Eloise took a deep breath. The dark purple light in her irises flared brilliantly.
She yanked the latches down. A loud hiss of depressurization screamed through the cabin as she ripped the sterile door wide open.
The moment the pod seal broke, the cabin erupted into chaos.
Every medical monitor mounted on the walls flashed blinding red. The EKG machine let out a continuous, ear-piercing scream. The jagged green line on the screen instantly dropped into a dead, flat line.
Barton Montoya's pale skin immediately turned a horrifying, bruised shade of blue-black.
A blast of freezing air rushed out of the pod. It wasn't just the climate control; it was a physical manifestation of death-a heavy, bone-chilling miasma that swept across the floor.
Camden, sitting closest to the pod, took the full force of the metaphysical shockwave.
He gasped, his hands flying to his chest. A violent, tearing cough ripped through his throat. It sounded as if his lungs were collapsing.
He hunched forward, pressing his white handkerchief to his mouth. When he pulled it away, a massive splatter of dark crimson blood soaked the fabric.
The blood hit the air, and instantly, the cabin smelled different. It wasn't the metallic scent of iron. It smelled like burning ozone, radiating a terrifying, scorching heat.
Eloise's head snapped around. Her eyes widened as she stared at the bloody cloth in Camden's hand.

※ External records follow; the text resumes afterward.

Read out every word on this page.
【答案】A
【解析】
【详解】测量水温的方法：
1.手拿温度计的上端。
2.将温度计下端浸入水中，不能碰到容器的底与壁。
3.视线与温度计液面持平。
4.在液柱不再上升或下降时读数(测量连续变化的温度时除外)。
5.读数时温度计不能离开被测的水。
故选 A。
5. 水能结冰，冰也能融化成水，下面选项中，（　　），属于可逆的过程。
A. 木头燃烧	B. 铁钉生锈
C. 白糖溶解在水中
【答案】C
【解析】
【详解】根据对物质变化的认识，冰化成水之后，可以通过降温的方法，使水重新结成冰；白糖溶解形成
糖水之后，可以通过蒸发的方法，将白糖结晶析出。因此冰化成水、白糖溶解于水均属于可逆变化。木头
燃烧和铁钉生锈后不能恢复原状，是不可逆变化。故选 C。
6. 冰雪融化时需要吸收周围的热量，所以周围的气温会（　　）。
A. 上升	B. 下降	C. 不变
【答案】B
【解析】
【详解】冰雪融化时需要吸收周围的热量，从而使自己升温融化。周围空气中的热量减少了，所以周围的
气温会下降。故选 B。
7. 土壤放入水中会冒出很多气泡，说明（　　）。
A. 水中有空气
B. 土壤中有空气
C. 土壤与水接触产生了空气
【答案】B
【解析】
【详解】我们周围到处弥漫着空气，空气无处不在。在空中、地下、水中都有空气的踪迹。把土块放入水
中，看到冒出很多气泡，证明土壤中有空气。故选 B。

She could feel it. The blood was practically vibrating with an immense, scorching power-a dominant, sovereign life-force she had only read about in the most ancient, forbidden texts.
Eloise didn't think. She moved.
She lunged across the narrow space and snatched the bloody handkerchief right out of Camden's hand.

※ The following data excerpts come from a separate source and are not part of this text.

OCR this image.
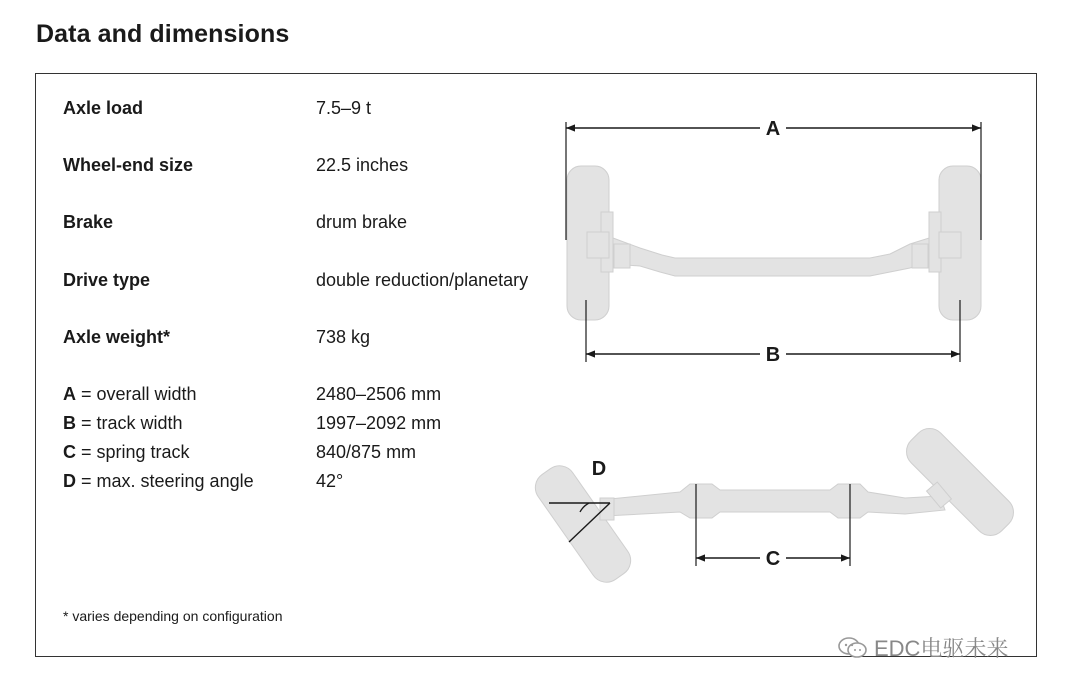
Data and dimensions
Axle load	7.5–9 t
Wheel-end size	22.5 inches
Brake	drum brake
Drive type	double reduction/planetary
Axle weight*	738 kg
A = overall width	2480–2506 mm
B = track width	1997–2092 mm
C = spring track	840/875 mm
D = max. steering angle	42°
* varies depending on configuration
A
B
D
C
EDC电驱未来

Outside the window, Cole saw the sudden movement. He roared in fury, drawing his pistol and aiming it at Eloise's back.
Camden fought through the agonizing pain in his chest. He raised two bloody fingers, giving Cole a sharp, commanding signal to stand down. Cole froze, his gun trembling.
Eloise pressed her index and middle fingers hard into the thickest pool of blood on the handkerchief.
The hot, viscous liquid coated her fingertips. The scorching energy of Camden's blood shot straight through her skin, burning down her meridians.
She spun around and slammed her hands onto Barton's chest.
With one brutal pull, she ripped the sterile hospital gown down the middle, exposing the old man's sunken, gray ribcage.
Eloise held her breath. Her bloody fingers flew across Barton's skin. She drew a complex, ancient rune of "Awakening," her movements precise and aggressive.
As she dragged the final stroke across his sternum, the fresh blood flashed with a faint, dark red luminescence.
"Return!" Eloise shouted.
She slammed her open palm directly onto the center of the blood rune.
A massive, invisible shockwave blasted outward. The kinetic force threw Eloise backward. She slammed hard against the metal wall of the cabin, a sharp grunt escaping her lips as the air was knocked from her lungs.
The cabin fell into a dead, suffocating silence. Only the shrill scream of the flatlining EKG monitor continued to wail.